Legal Aid Attorney Helps Stroke Victim Retain Residence
By Chinh Le & Mike Mazella
Mr. Brown (name changed to maintain client confidentiality) and his wife came to the Big Chair office in Southeast D.C., because they had been sued as squatters by their landlord. A few weeks prior, they had received a favorable administrative decision resolving a tenant petition they filed against their landlord to contest an illegal rent increase. Rather than accept or appeal the administrative order, the landlord ignored it and sued Mr. Brown as a squatter in landlord-tenant court.
The case was based on the landlord’s claim that Mr. Brown, who had rented his current unit since 1994, was not a tenant of that unit, and was only permitted to reside in a studio unit that he had previously rented from 1986–1994. Legal Aid filed a motion to dismiss the landlord-tenant case. The pro se landlord decided that she needed to hire an attorney, which she did and shortly thereafter voluntarily dismissed the case before the hearing.

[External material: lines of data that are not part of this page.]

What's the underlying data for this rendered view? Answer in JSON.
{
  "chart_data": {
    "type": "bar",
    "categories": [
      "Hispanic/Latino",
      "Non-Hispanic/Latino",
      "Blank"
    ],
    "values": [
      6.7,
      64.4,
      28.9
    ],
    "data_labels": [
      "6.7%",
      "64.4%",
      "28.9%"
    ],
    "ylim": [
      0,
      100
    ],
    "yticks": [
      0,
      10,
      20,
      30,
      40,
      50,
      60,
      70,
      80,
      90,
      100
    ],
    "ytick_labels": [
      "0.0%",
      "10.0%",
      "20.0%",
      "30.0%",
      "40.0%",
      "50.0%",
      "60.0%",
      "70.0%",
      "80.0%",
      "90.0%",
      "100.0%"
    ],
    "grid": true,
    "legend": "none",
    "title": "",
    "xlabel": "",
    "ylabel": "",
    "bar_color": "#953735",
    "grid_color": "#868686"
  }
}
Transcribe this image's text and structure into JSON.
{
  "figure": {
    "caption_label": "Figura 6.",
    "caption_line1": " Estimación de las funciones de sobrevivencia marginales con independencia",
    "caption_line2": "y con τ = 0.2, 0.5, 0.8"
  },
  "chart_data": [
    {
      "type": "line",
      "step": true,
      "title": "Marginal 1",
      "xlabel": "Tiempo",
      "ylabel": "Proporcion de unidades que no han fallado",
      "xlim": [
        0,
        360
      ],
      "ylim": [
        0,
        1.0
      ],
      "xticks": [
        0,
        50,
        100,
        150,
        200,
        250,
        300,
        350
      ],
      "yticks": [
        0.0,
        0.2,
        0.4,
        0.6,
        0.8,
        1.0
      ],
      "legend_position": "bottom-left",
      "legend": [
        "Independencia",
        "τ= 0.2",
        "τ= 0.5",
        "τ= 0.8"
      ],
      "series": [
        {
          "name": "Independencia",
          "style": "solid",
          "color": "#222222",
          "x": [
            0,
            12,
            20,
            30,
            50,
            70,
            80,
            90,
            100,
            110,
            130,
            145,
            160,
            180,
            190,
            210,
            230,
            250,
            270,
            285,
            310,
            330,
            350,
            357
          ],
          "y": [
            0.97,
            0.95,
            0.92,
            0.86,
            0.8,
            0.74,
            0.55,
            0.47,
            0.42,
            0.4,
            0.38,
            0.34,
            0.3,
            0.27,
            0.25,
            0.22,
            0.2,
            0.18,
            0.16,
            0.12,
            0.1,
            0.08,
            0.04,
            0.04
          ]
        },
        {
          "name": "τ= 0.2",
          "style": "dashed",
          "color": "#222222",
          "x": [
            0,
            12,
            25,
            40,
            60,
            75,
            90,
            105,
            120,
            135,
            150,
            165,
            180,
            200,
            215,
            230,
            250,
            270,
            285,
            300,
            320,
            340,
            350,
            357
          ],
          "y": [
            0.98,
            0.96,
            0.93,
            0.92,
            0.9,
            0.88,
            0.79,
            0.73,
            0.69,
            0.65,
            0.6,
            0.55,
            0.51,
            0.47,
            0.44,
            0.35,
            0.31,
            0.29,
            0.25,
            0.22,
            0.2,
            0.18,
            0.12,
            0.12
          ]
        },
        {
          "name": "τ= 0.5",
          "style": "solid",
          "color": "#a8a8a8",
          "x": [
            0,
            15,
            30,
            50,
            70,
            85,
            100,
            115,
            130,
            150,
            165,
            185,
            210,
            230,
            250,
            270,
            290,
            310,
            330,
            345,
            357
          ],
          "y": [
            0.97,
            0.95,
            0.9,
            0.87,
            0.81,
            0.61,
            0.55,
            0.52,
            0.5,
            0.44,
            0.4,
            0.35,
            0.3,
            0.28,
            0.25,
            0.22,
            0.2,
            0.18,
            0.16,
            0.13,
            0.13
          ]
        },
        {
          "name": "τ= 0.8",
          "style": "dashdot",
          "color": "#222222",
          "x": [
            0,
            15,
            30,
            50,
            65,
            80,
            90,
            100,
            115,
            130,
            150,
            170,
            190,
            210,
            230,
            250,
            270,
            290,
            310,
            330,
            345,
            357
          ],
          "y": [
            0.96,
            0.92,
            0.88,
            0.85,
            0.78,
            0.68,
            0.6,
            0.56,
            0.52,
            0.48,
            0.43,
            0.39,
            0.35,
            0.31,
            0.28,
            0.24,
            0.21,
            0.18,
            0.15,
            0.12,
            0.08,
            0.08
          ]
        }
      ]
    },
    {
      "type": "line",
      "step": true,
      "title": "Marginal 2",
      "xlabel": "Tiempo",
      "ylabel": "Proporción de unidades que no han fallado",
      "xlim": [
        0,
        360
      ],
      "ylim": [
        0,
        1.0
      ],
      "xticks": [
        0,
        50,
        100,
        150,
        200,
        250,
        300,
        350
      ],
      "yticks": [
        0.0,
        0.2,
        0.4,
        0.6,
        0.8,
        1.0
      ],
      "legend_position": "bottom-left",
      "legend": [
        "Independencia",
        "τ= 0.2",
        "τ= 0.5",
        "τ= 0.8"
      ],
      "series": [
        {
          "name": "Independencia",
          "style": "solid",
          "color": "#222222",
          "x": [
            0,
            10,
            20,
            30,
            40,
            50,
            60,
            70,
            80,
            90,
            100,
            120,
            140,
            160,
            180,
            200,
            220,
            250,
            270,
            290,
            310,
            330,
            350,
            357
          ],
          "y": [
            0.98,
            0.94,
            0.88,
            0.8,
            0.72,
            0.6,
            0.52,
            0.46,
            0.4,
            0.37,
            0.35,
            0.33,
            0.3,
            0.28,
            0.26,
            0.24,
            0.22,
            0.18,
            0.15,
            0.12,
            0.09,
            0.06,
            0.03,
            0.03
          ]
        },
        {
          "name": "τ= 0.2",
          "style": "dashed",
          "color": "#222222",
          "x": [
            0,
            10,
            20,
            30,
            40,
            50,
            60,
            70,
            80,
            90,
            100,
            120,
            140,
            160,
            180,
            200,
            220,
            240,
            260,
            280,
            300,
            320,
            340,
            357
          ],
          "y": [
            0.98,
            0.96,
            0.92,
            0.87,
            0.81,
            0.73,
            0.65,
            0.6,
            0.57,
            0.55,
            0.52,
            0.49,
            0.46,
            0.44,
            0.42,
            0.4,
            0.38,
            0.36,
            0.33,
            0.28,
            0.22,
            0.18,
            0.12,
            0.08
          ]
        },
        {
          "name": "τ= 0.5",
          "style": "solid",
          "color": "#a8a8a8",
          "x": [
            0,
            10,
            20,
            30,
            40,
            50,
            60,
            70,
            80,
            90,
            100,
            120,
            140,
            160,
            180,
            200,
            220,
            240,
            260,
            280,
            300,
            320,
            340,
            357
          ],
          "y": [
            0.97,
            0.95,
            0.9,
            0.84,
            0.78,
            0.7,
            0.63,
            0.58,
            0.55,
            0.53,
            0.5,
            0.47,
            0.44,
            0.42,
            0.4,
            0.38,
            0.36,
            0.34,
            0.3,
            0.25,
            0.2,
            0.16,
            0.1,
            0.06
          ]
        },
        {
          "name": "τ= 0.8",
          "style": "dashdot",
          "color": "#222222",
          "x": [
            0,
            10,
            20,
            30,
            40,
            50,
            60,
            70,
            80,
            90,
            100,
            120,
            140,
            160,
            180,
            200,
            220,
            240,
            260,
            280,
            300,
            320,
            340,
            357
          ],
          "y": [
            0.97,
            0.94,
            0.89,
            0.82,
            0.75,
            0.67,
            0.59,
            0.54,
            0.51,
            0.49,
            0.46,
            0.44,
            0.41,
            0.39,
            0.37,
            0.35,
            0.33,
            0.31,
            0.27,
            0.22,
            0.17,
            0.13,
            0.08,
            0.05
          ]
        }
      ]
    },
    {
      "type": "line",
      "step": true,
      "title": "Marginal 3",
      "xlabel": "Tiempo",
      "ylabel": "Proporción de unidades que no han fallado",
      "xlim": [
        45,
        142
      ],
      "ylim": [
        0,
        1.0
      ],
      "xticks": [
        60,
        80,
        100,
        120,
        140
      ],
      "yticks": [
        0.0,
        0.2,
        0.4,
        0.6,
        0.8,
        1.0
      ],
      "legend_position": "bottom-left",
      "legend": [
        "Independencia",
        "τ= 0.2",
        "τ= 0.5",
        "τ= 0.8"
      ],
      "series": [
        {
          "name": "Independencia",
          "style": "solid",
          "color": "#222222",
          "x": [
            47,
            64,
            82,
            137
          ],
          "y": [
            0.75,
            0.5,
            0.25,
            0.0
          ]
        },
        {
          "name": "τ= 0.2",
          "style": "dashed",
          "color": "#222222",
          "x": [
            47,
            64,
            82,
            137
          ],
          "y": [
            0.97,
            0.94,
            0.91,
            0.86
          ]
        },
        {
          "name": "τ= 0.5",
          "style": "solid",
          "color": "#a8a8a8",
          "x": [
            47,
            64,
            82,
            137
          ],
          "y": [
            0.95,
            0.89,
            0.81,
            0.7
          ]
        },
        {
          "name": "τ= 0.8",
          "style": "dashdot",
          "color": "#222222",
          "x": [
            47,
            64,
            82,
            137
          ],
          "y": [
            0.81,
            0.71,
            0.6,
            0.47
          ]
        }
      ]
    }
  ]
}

Mr. Brown had been struggling with complications from a stroke and has great difficulty communicating and getting around. Throughout the hearings, Mr. Brown’s attorney met him and his wife at the Big Chair office and at their home, so that Mr. Brown could avoid having to travel and cut down his transportation time to the court. What began as a mentally and potentially physically stressful problem for Mr. Brown and his wife ended happily as a result of Legal Aid’s help through our presence at the Big Chair.